Now that I am nearing the end of my twenties, I find myself reflecting over the past five years and reveling at how different my life is than anything I ever expected. Many of my friends talk about being scared to make a change in their life whether small or big, afraid of the unknown. The unknown has been the best part of the journey thus far! If you had met Bernadette five years ago and told her what her life would be like now, she would tell you that you were crazy if you told her she would:
- Move to a city I only knew about through basketball. The only thing I knew about Charlotte were the Hornets because I loved Mugsy Bogues and Larry Johnson. I also really liked teal and purple. I had no clue where Charlotte was. Now that I think of it, I don’t think it even occurred to me that Charlotte was actually a place. I think I thought they were “Charlotte’s Hornets,” kind of like a sequel to “Charlotte’s Web.” Anyhow, I had full expectation of living and dying in New York City. I think it’s a sign that the Hornets are coming back this year.

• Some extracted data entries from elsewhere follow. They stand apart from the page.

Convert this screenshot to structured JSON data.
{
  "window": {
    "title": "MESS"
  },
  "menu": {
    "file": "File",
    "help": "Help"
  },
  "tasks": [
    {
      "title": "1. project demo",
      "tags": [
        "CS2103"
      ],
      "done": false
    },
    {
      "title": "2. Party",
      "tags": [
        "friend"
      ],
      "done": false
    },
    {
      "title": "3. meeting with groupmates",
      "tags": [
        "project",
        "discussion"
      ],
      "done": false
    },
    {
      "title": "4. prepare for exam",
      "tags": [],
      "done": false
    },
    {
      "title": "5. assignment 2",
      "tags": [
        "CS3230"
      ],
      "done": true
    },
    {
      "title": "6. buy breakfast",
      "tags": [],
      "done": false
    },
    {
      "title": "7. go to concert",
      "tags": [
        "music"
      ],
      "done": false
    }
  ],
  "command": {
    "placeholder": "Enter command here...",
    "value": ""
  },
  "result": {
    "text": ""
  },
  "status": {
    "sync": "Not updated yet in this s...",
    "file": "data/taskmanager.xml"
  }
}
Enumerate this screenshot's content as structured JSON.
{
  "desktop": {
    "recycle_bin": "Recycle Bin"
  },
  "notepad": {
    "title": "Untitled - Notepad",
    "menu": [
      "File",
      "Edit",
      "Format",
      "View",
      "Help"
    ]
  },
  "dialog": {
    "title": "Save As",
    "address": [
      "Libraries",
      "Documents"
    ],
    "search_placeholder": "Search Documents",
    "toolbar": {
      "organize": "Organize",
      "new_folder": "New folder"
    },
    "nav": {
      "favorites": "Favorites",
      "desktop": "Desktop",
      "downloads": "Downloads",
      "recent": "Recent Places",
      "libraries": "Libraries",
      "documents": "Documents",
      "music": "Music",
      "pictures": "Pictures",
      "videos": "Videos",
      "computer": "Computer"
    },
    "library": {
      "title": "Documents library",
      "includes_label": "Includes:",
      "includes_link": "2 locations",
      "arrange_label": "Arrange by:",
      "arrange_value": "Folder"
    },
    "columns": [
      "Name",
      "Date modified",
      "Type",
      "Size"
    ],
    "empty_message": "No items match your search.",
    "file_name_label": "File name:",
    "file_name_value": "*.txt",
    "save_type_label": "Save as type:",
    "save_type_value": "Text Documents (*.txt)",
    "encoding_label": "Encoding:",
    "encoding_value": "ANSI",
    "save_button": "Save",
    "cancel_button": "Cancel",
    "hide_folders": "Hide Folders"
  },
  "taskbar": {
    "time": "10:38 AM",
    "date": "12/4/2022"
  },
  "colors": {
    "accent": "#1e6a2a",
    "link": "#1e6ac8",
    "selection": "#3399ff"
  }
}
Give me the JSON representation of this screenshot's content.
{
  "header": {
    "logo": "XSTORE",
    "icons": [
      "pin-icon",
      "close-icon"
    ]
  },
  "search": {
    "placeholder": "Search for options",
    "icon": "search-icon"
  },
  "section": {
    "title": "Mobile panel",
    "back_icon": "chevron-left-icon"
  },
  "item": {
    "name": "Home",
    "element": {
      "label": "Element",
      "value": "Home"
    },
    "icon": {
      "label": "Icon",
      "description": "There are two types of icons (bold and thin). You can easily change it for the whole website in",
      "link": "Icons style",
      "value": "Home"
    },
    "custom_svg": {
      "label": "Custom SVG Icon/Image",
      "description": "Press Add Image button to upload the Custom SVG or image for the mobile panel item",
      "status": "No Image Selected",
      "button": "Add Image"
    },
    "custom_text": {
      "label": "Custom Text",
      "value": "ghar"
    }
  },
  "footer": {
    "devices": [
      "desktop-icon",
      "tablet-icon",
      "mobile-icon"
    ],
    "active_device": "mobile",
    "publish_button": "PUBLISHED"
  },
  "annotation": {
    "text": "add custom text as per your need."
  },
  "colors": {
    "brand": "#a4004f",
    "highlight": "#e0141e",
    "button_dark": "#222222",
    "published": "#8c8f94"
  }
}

- Become a wife. If you asked me who I thought would get married first of all my friends, I always said that I would be last. I had no intent of getting married at all, let alone at age 26 when the rest of my friends were happily living up the single life. But you can’t time who you fall for and how quickly you fall. Now coming up on our three year anniversary, I can say that getting married to an amazing man was the best thing that happened to me. Yes, that’s right – I am okay with saying that above my career, my education and my own ambitions, getting married was the best decision I’ve made. It’s an easy decision when you know it’s right.

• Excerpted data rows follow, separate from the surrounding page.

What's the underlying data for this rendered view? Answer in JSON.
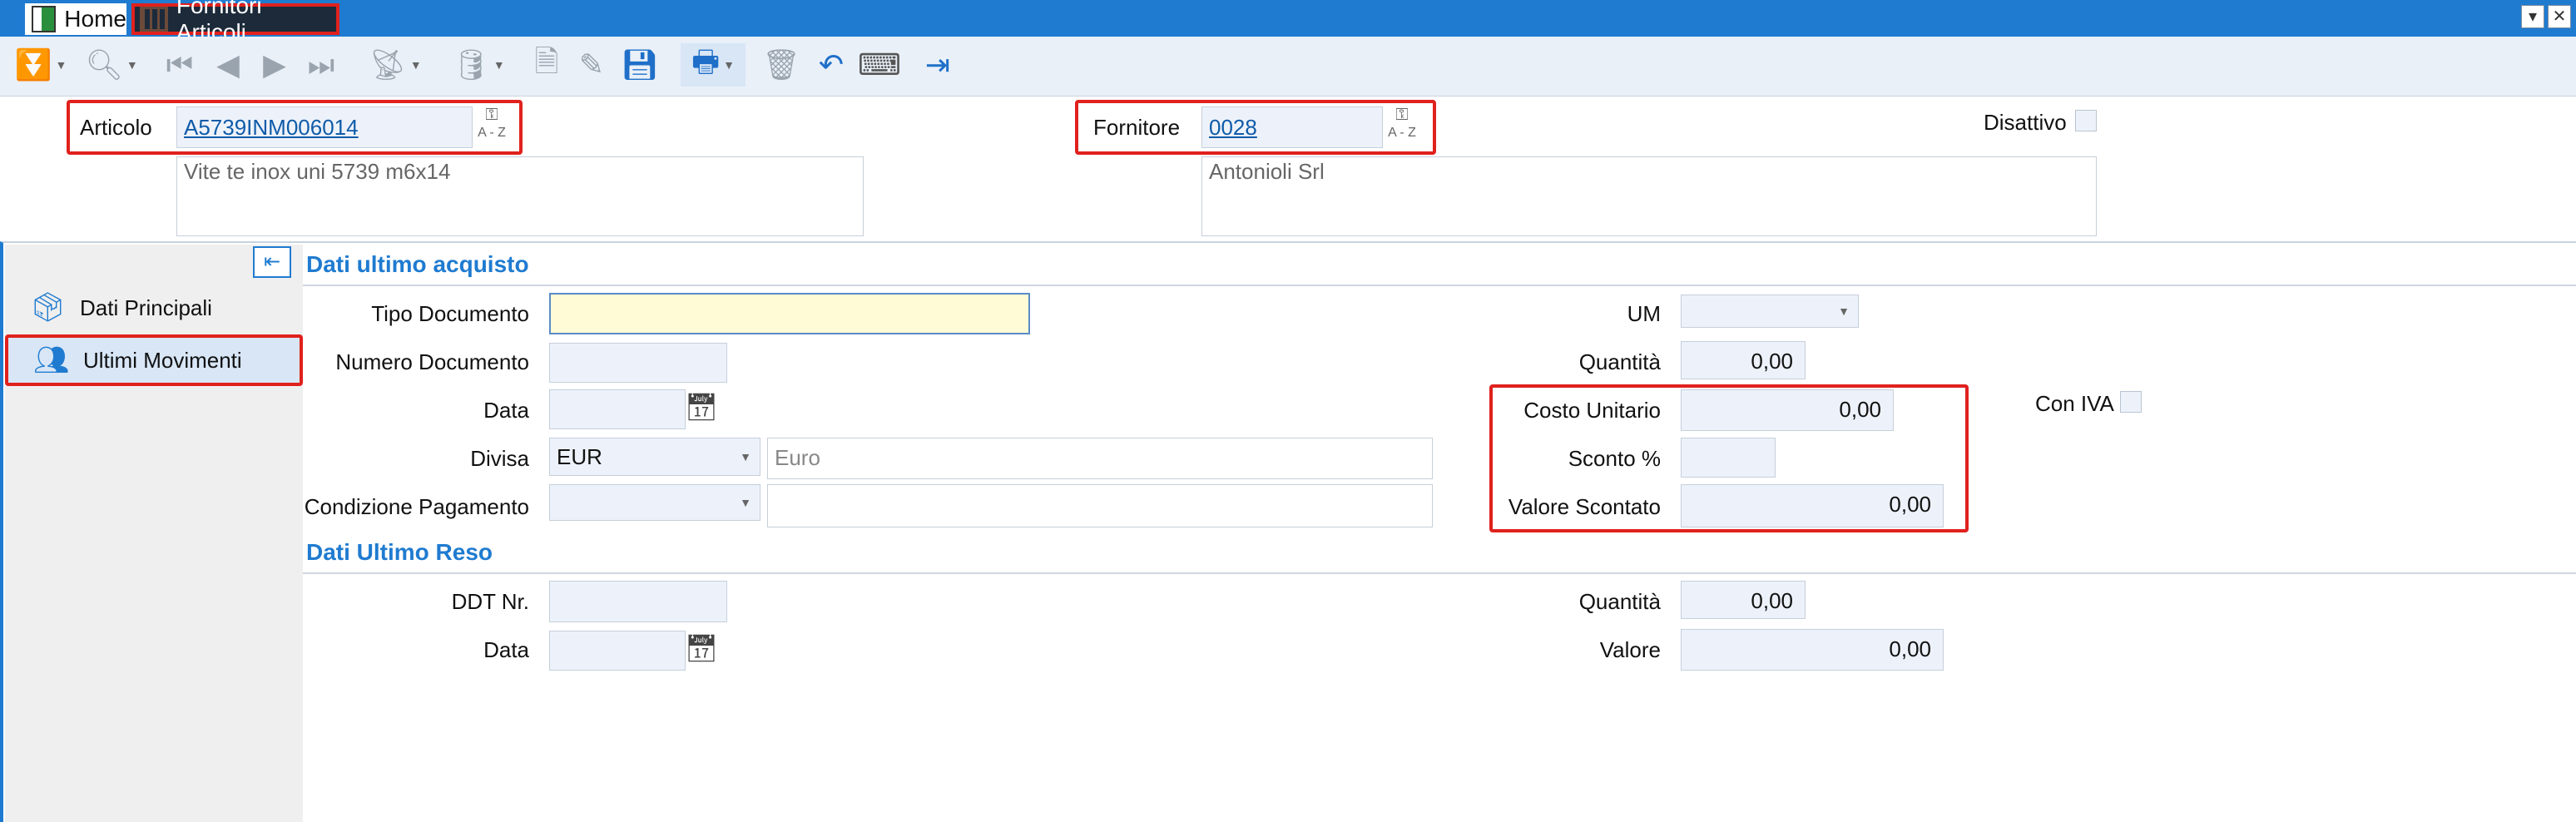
{
  "titlebar": {
    "tabs": [
      {
        "label": "Home",
        "icon": "home-app-icon"
      },
      {
        "label": "Fornitori Articoli",
        "icon": "table-icon"
      }
    ]
  },
  "toolbar": {
    "icons": [
      "expand-actions-icon",
      "search-icon",
      "first-record-icon",
      "previous-record-icon",
      "next-record-icon",
      "last-record-icon",
      "satellite-icon",
      "database-icon",
      "new-document-icon",
      "edit-icon",
      "save-icon",
      "print-icon",
      "delete-icon",
      "undo-icon",
      "keyboard-icon",
      "exit-icon"
    ]
  },
  "header": {
    "articolo_label": "Articolo",
    "articolo_value": "A5739INM006014",
    "articolo_desc": "Vite te inox uni 5739 m6x14",
    "fornitore_label": "Fornitore",
    "fornitore_value": "0028",
    "fornitore_desc": "Antonioli Srl",
    "disattivo_label": "Disattivo",
    "lookup_text": "A - Z"
  },
  "sidebar": {
    "items": [
      {
        "label": "Dati Principali",
        "icon": "package-icon"
      },
      {
        "label": "Ultimi Movimenti",
        "icon": "movements-icon"
      }
    ]
  },
  "section_last_purchase": {
    "title": "Dati ultimo acquisto",
    "tipo_documento_label": "Tipo Documento",
    "tipo_documento_value": "",
    "numero_documento_label": "Numero Documento",
    "numero_documento_value": "",
    "data_label": "Data",
    "data_value": "",
    "divisa_label": "Divisa",
    "divisa_value": "EUR",
    "divisa_desc": "Euro",
    "condizione_label": "Condizione Pagamento",
    "condizione_value": "",
    "um_label": "UM",
    "um_value": "",
    "quantita_label": "Quantità",
    "quantita_value": "0,00",
    "costo_label": "Costo Unitario",
    "costo_value": "0,00",
    "sconto_label": "Sconto %",
    "sconto_value": "",
    "valore_scontato_label": "Valore Scontato",
    "valore_scontato_value": "0,00",
    "con_iva_label": "Con IVA"
  },
  "section_last_return": {
    "title": "Dati Ultimo Reso",
    "ddt_label": "DDT Nr.",
    "ddt_value": "",
    "data_label": "Data",
    "data_value": "",
    "quantita_label": "Quantità",
    "quantita_value": "0,00",
    "valore_label": "Valore",
    "valore_value": "0,00"
  },
  "colors": {
    "accent": "#1f7bd0",
    "highlight_red": "#e0211d",
    "field_bg": "#edf2fa",
    "focus_bg": "#fffbd6"
  }
}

- Exchange shots and late night cab rides for gardening and thrift shops. I had big plans for myself living in New York City: working crazy hours at an investment bank and blowing my paychecks on kamikazes and martinis into the morning hours. Now, I spend my free time waiting for my garden tomatoes to ripen or for that vintage wooden chest to get marked down 20%. And I absolutely love it. The only thing that I don’t love is admitting I have turned into my mom, 40 years prematurely.
- Have six different jobs in less than a year. Quitting the HR job I hated was the second best decision I made. That is, until I chickened out and went back to another HR job that I hated even more than the last one. Then I really quit. I worked at three different retail stores in Charlotte making less than I did when I was 19 years old. Then I landed a pretty sweet gig last month working from home doing HR recruiting. All the fear turned out for the best! I love my job and I love how much closer I am getting to “the 4-hour work week.”
- Spend more time with family + friends than ever before. Ironically enough, I probably see this little girl (my two year old niece) more now that I live in Charlotte than I did when I was living in New York City. Something about getting out of the crazy pace made me realize how much I was missing out on the important people in my life. Now, I take extra efforts to spend time with my family and friends and feel even more involved with them than ever before. I wouldn’t trade these relationships for anything else.
What are the amazing things that you never would have predicted five years ago? What crazy things are you hoping for in the next five years? Isn’t it fun to guess?